As I was making this piece I often wondered about my father and why he was such a distant and sometimes violent person. I kind of recognize that there is a very sweet and authentic side to him. There was also a side to him that saw things in a unique perspective probably conditioned by the trauma of World War II and his hardships being an immigrant in a land where he wasn't fluent in the language. Also because he was a pretty smart guy and he could recognize the differences in American culture compared to his background in Taiwan.
He would say things like "I am a man without a country" and also "...in America nobody admires you, there is only envy." Now thinking about that, that was actually pretty profound because that is actually somewhat true, that there is an interpersonal indifference and brutal materiality compared to the atmosphere of society in Asian culture. There's also the sense that your status and the kind of goodwill that you feel from your society, in general, is somewhat superficial and very conditioned on your material standing and what kind of job or title you have. So there isn't really any innate sense of admiration just based on your personality or the common threads of human connection.
I was reflecting on that when I was making this sketch and I was also reflecting how Taiwan was under martial law for 40 years. So during most of my father's adult life, there were some pretty horrendous things going on in Taiwan that would be hard to imagine. It was all happening in the aftermath of World War II and the beginning of Communism in mainland China. Taiwan was under martial law and also experienced a period known as the White Terror in which it was not uncommon for people to experience political oppression. If you were in any way suspected of being defiant against the KMT or Kuomingtang, which was the dominant political party, you could face some severe repercussions, including being kidnapped and killed and that's what actually happened to members of our family.
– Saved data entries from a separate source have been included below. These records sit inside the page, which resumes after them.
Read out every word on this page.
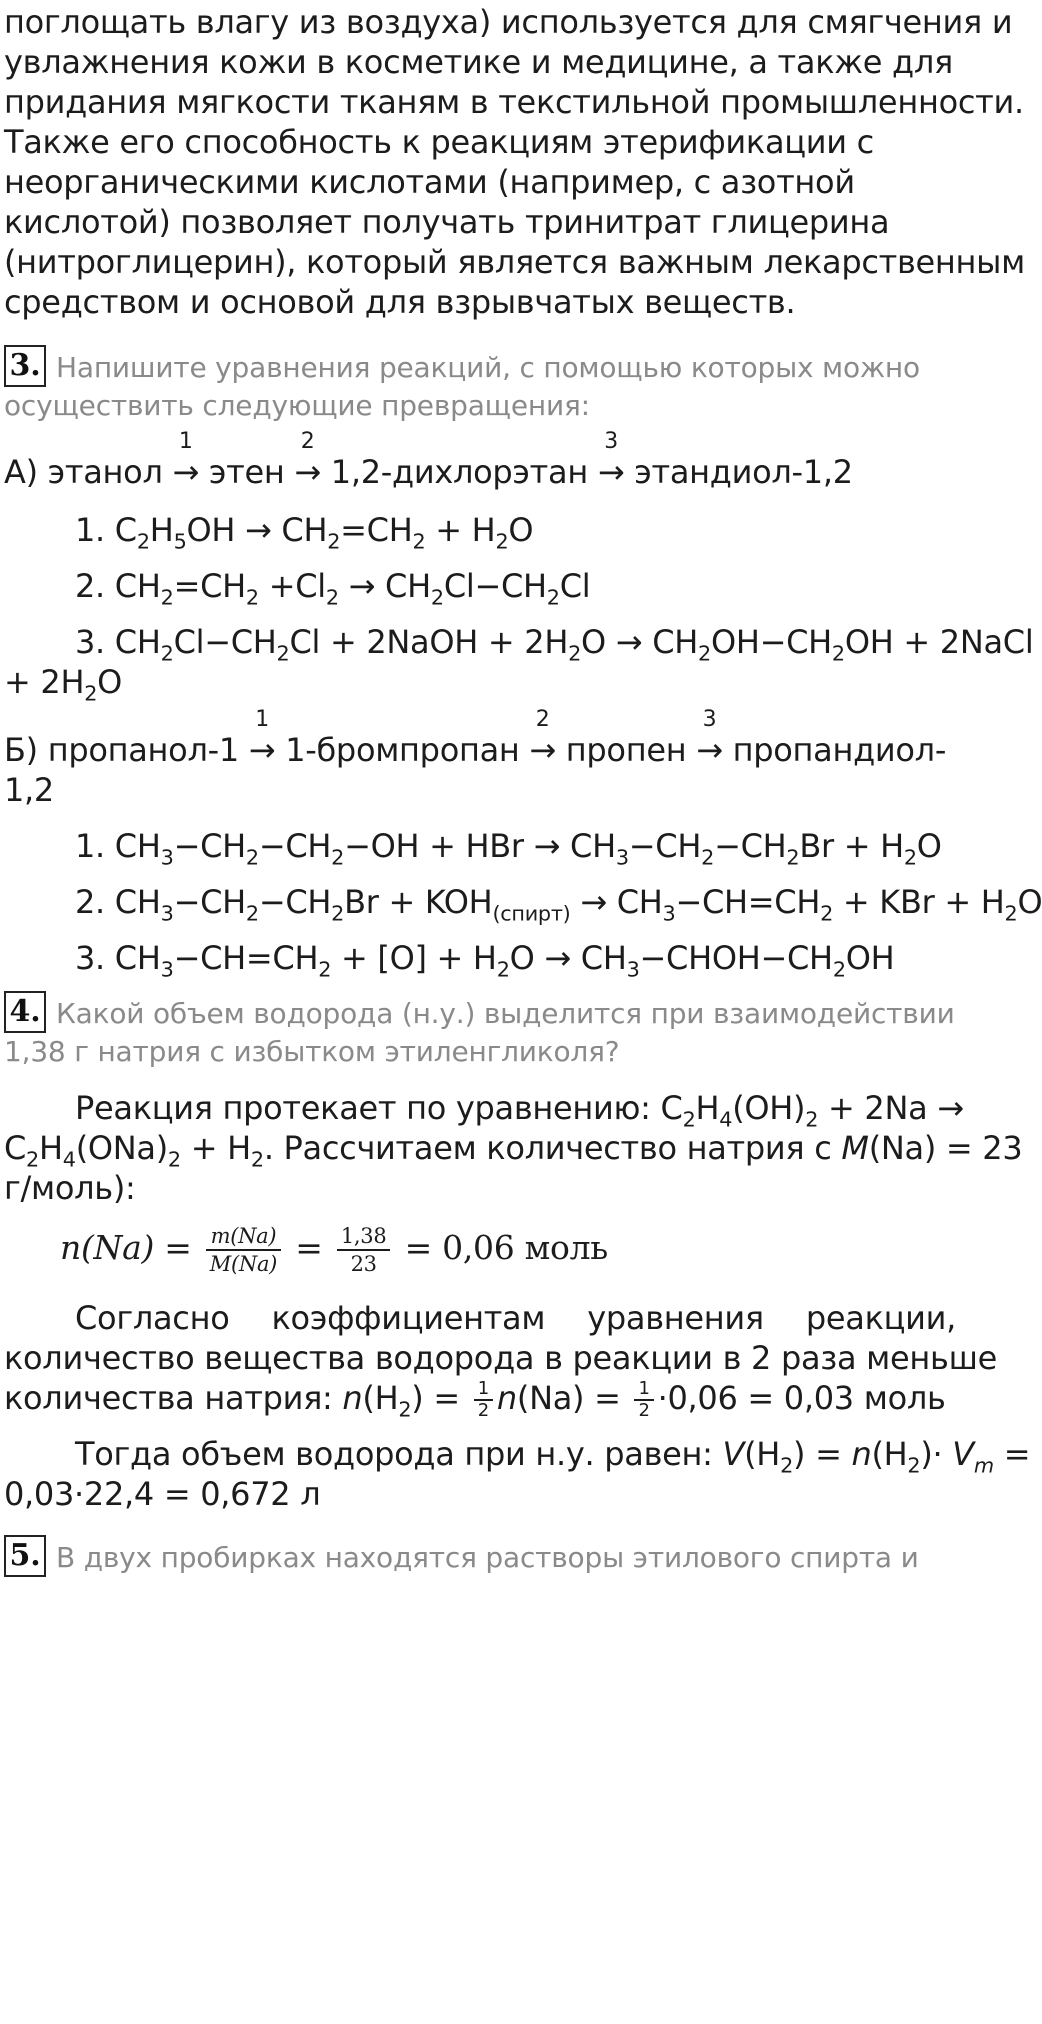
поглощать влагу из воздуха) используется для смягчения и
увлажнения кожи в косметике и медицине, а также для
придания мягкости тканям в текстильной промышленности.
Также его способность к реакциям этерификации с
неорганическими кислотами (например, с азотной
кислотой) позволяет получать тринитрат глицерина
(нитроглицерин), который является важным лекарственным
средством и основой для взрывчатых веществ.
3. Напишите уравнения реакций, с помощью которых можно
осуществить следующие превращения:
А) этанол →
1
этен →
2
1,2-дихлорэтан →
3
этандиол-1,2
1. $C_2H_5OH \to CH_2=CH_2 + H_2O$
2. $CH_2=CH_2 +Cl_2 \to CH_2Cl-CH_2Cl$
3. $CH_2Cl-CH_2Cl$ + 2NaOH + $2H_2O \to CH_2OH-CH_2OH$ + 2NaCl
+ $2H_2O$
Б) пропанол-1 →
1
1-бромпропан →
2
пропен →
3
пропандиол-
1,2
1. $CH_3-CH_2-CH_2-OH$ + HBr → $CH_3-CH_2-CH_2Br + H_2O$
2. $CH_3-CH_2-CH_2Br + KOH_{(спирт)} \to CH_3-CH=CH_2$ + KBr + $H_2O$
3. $CH_3-CH=CH_2 + [O] + H_2O$ → $CH_3-CHOH-CH_2OH$
4. Какой объем водорода (н.у.) выделится при взаимодействии
1,38 г натрия с избытком этиленгликоля?
Реакция протекает по уравнению: $C_2H_4(OH)_2 + 2Na$ →
$C_2H_4(ONa)_2 + H_2$. Рассчитаем количество натрия с M(Na) = 23
г/моль):
$n(Na) = \frac{m(Na)}{M(Na)} = \frac{1,38}{23} = 0,06$ моль
Согласно коэффициентам уравнения реакции,
количество вещества водорода в реакции в 2 раза меньше
количества натрия: $n(H_2) = \frac{1}{2} n(Na) = \frac{1}{2} \cdot 0,06 = 0,03$ моль
Тогда объем водорода при н.у. равен: $V(H_2) = n(H_2)\cdot V_m$ =
0,03·22,4 = 0,672 л
5. В двух пробирках находятся растворы этилового спирта и
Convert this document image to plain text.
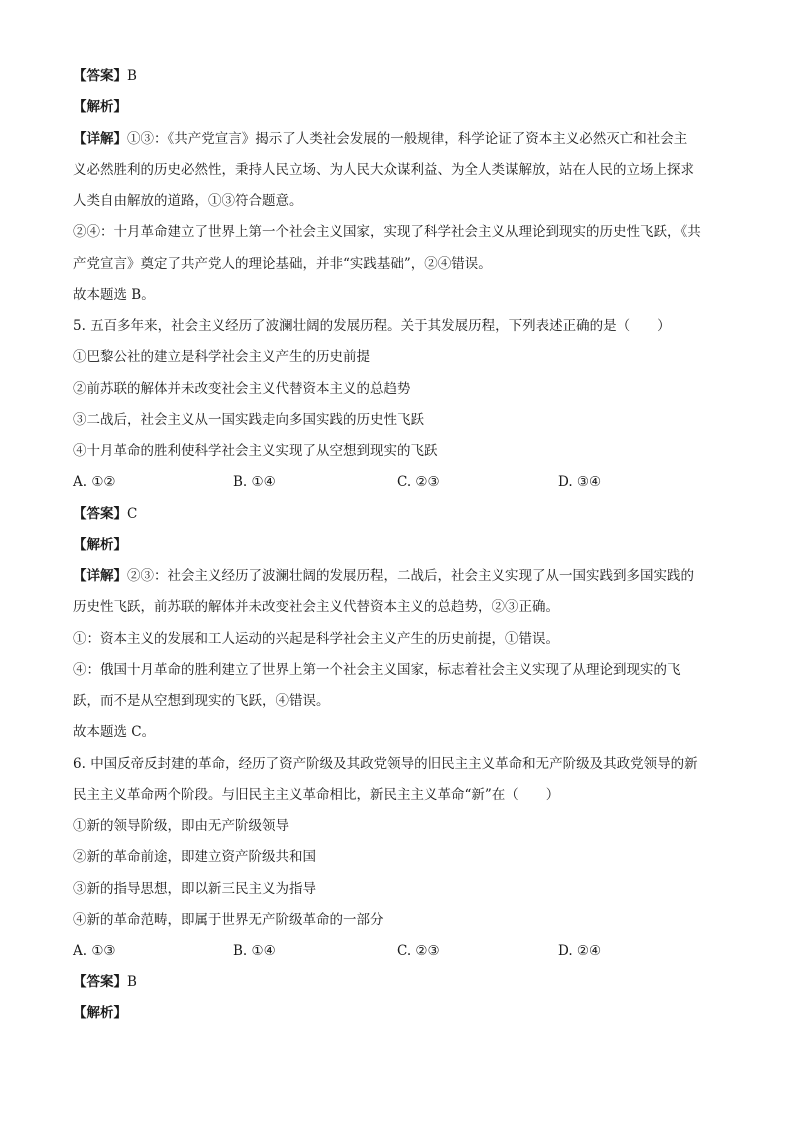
【答案】B
【解析】
【详解】①③：《共产党宣言》揭示了人类社会发展的一般规律，科学论证了资本主义必然灭亡和社会主
义必然胜利的历史必然性，秉持人民立场、为人民大众谋利益、为全人类谋解放，站在人民的立场上探求
人类自由解放的道路，①③符合题意。
②④：十月革命建立了世界上第一个社会主义国家，实现了科学社会主义从理论到现实的历史性飞跃，《共
产党宣言》奠定了共产党人的理论基础，并非“实践基础”，②④错误。
故本题选 B。
5. 五百多年来，社会主义经历了波澜壮阔的发展历程。关于其发展历程，下列表述正确的是（　　）
①巴黎公社的建立是科学社会主义产生的历史前提
②前苏联的解体并未改变社会主义代替资本主义的总趋势
③二战后，社会主义从一国实践走向多国实践的历史性飞跃
④十月革命的胜利使科学社会主义实现了从空想到现实的飞跃
A. ①②	B. ①④	C. ②③	D. ③④
【答案】C
【解析】
【详解】②③：社会主义经历了波澜壮阔的发展历程，二战后，社会主义实现了从一国实践到多国实践的
历史性飞跃，前苏联的解体并未改变社会主义代替资本主义的总趋势，②③正确。
①：资本主义的发展和工人运动的兴起是科学社会主义产生的历史前提，①错误。
④：俄国十月革命的胜利建立了世界上第一个社会主义国家，标志着社会主义实现了从理论到现实的飞
跃，而不是从空想到现实的飞跃，④错误。
故本题选 C。
6. 中国反帝反封建的革命，经历了资产阶级及其政党领导的旧民主主义革命和无产阶级及其政党领导的新
民主主义革命两个阶段。与旧民主主义革命相比，新民主主义革命“新”在（　　）
①新的领导阶级，即由无产阶级领导
②新的革命前途，即建立资产阶级共和国
③新的指导思想，即以新三民主义为指导
④新的革命范畴，即属于世界无产阶级革命的一部分
A. ①③	B. ①④	C. ②③	D. ②④
【答案】B
【解析】
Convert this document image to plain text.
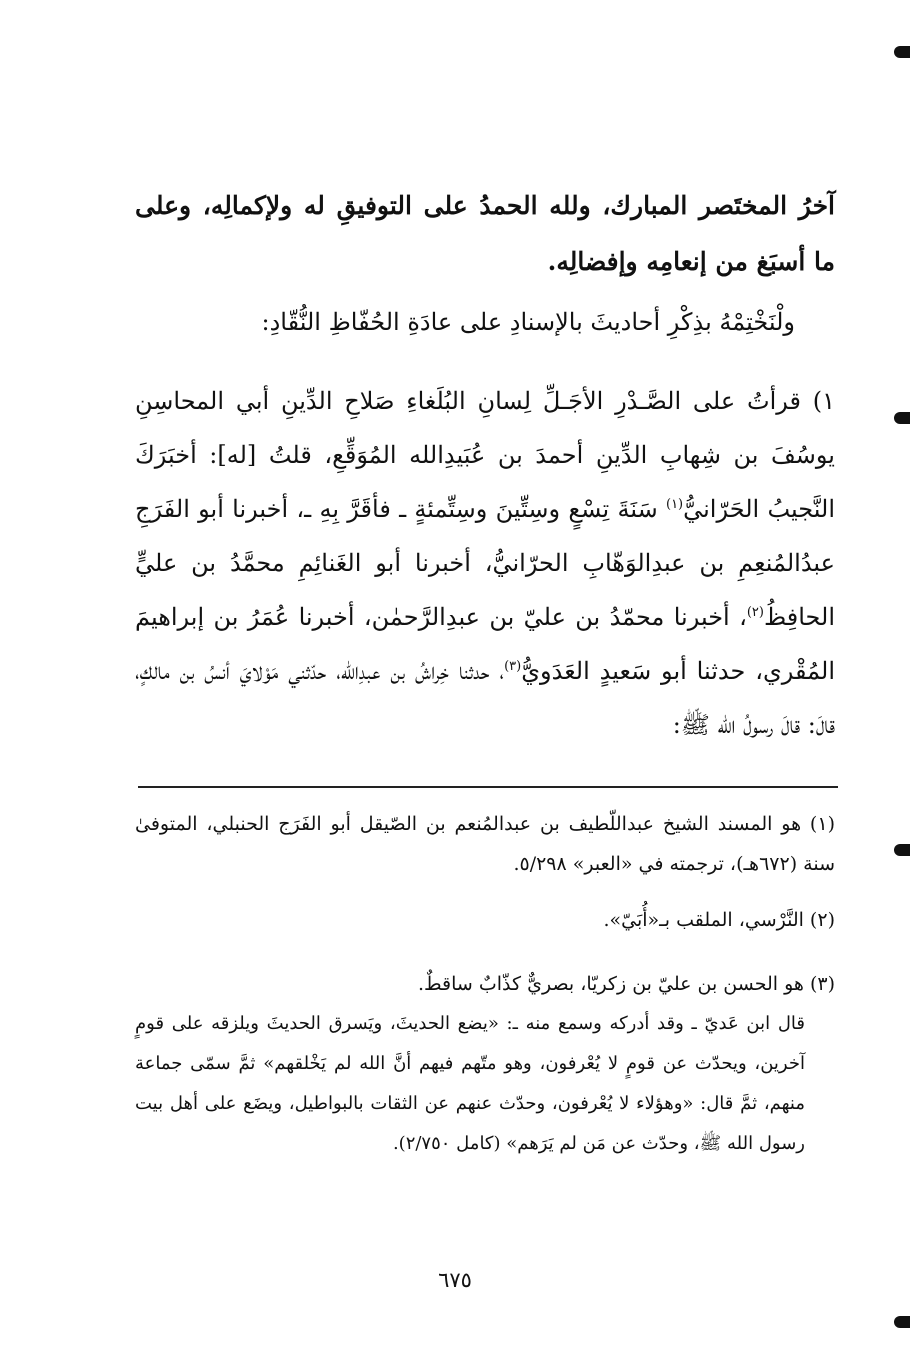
آخرُ المختَصر المبارك، ولله الحمدُ على التوفيقِ له ولإكمالِه، وعلى ما أسبَغ من إنعامِه وإفضالِه.
ولْنَخْتِمْهُ بذِكْرِ أحاديثَ بالإسنادِ على عادَةِ الحُفّاظِ النُّقّادِ:
١) قرأتُ على الصَّـدْرِ الأجَـلِّ لِسانِ البُلَغاءِ صَلاحِ الدِّينِ أبي المحاسِنِ يوسُفَ بن شِهابِ الدِّينِ أحمدَ بن عُبَيدِالله المُوَقِّعِ، قلتُ [له]: أخبَرَكَ النَّجيبُ الحَرّانيُّ$^{(١)}$ سَنَةَ تِسْعٍ وسِتِّينَ وسِتِّمئةٍ ـ فأقَرَّ بِهِ ـ، أخبرنا أبو الفَرَجِ عبدُالمُنعِمِ بن عبدِالوَهّابِ الحرّانيُّ، أخبرنا أبو الغَنائِمِ محمَّدُ بن عليٍّ الحافِظُ$^{(٢)}$، أخبرنا محمّدُ بن عليّ بن عبدِالرَّحمٰن، أخبرنا عُمَرُ بن إبراهيمَ المُقْري، حدثنا أبو سَعيدٍ العَدَويُّ$^{(٣)}$، حدثنا خِراشُ بن عبدِالله، حدّثني مَوْلايَ أنسُ بن مالكٍ، قالَ: قالَ رسولُ الله ﷺ:
(١) هو المسند الشيخ عبداللّطيف بن عبدالمُنعم بن الصّيقل أبو الفَرَج الحنبلي، المتوفىٰ سنة (٦٧٢هـ)، ترجمته في «العبر» ٥/٢٩٨.
(٢) النَّرْسي، الملقب بـ«أُبَيّ».
(٣) هو الحسن بن عليّ بن زكريّا، بصريٌّ كذّابٌ ساقطٌ.
قال ابن عَديّ ـ وقد أدركه وسمع منه ـ: «يضع الحديثَ، ويَسرق الحديثَ ويلزقه على قومٍ آخرين، ويحدّث عن قومٍ لا يُعْرفون، وهو متّهم فيهم أنَّ الله لم يَخْلقهم» ثمَّ سمّى جماعة منهم، ثمَّ قال: «وهؤلاء لا يُعْرفون، وحدّث عنهم عن الثقات بالبواطيل، ويضَع على أهل بيت رسول الله ﷺ، وحدّث عن مَن لم يَرَهم» (كامل ٢/٧٥٠).
٦٧٥
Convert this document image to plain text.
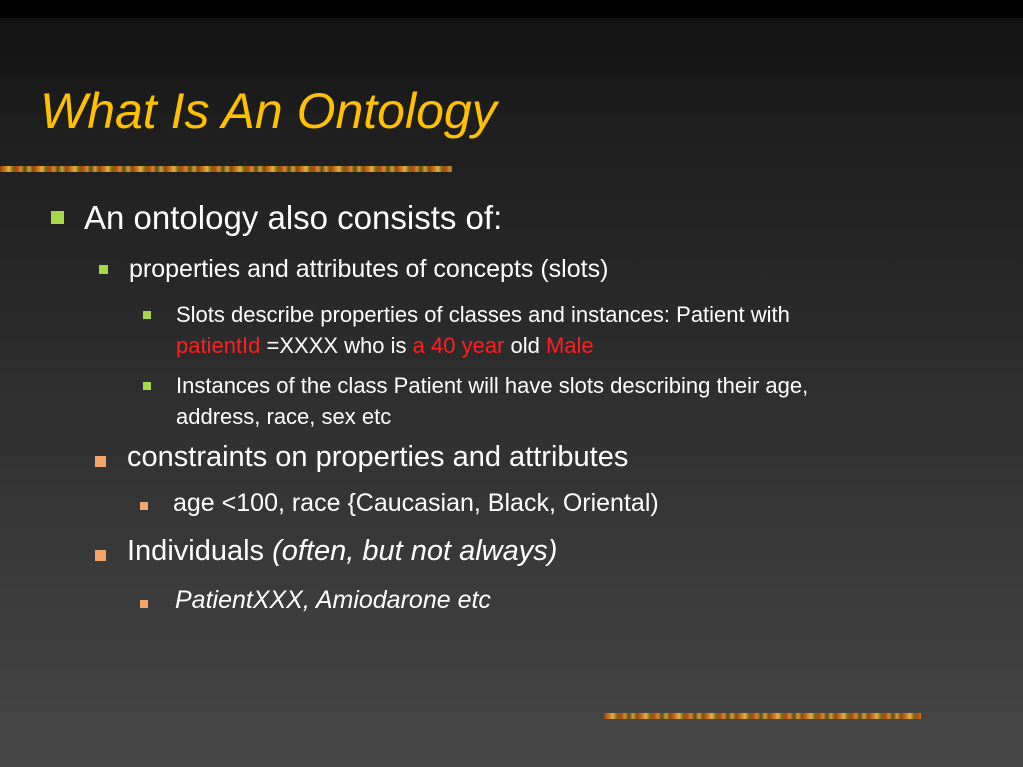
What Is An Ontology
An ontology also consists of:
properties and attributes of concepts (slots)
Slots describe properties of classes and instances: Patient with
patientId =XXXX who is a 40 year old Male
Instances of the class Patient will have slots describing their age,
address, race, sex etc
constraints on properties and attributes
age <100, race {Caucasian, Black, Oriental)
Individuals (often, but not always)
PatientXXX, Amiodarone etc
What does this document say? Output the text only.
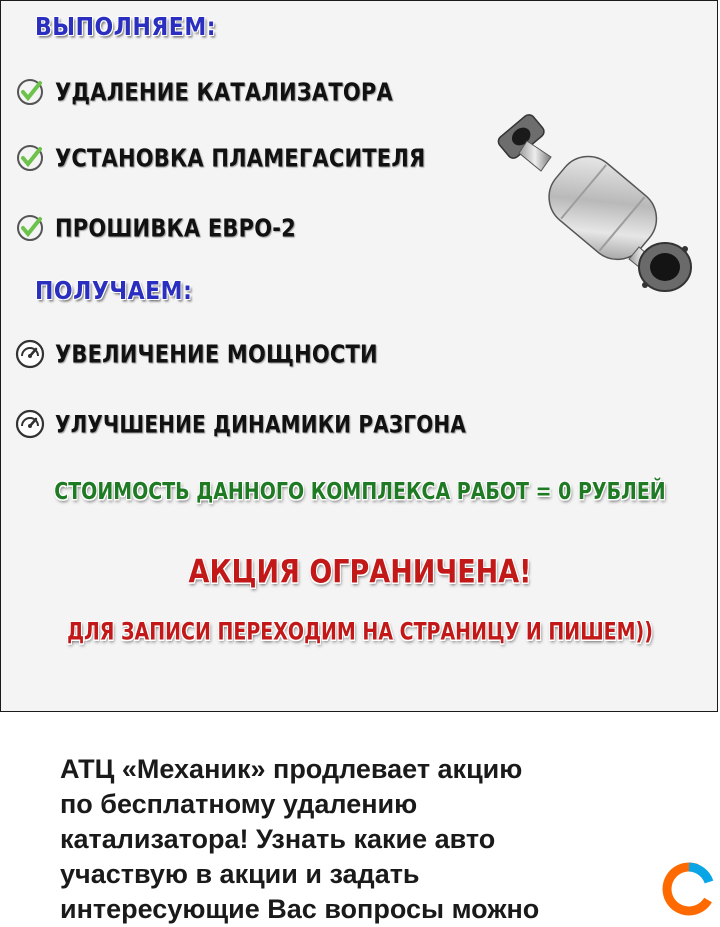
ВЫПОЛНЯЕМ:
УДАЛЕНИЕ КАТАЛИЗАТОРА
УСТАНОВКА ПЛАМЕГАСИТЕЛЯ
ПРОШИВКА ЕВРО-2
ПОЛУЧАЕМ:
УВЕЛИЧЕНИЕ МОЩНОСТИ
УЛУЧШЕНИЕ ДИНАМИКИ РАЗГОНА
СТОИМОСТЬ ДАННОГО КОМПЛЕКСА РАБОТ = 0 РУБЛЕЙ
АКЦИЯ ОГРАНИЧЕНА!
ДЛЯ ЗАПИСИ ПЕРЕХОДИМ НА СТРАНИЦУ И ПИШЕМ))
АТЦ «Механик» продлевает акцию
по бесплатному удалению
катализатора! Узнать какие авто
участвую в акции и задать
интересующие Вас вопросы можно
I'm so grateful and I think my dad was really grateful, because he would eventually say near the end of his life, "Ah-fen look how lucky I am."
Growing up Asian in America for me was mixed in that I felt like Asians were not as attractive as the majority of society being Caucasian and light-skinned with blue eyes. I would spend a lot of time browsing Vogue magazine and I thought I might want to be a fashion illustrator.
I'm so glad that now I'm kind of an elderly person with a bit of a disability problem. I am more focused on nature and the wisdom that we gain from the resourcefulness of Nature. The principles of regeneration and healing are a great source of inspiration for my art and also the foundation of my recovery from my disability, and all the associated pain and social isolation stemming from my disability.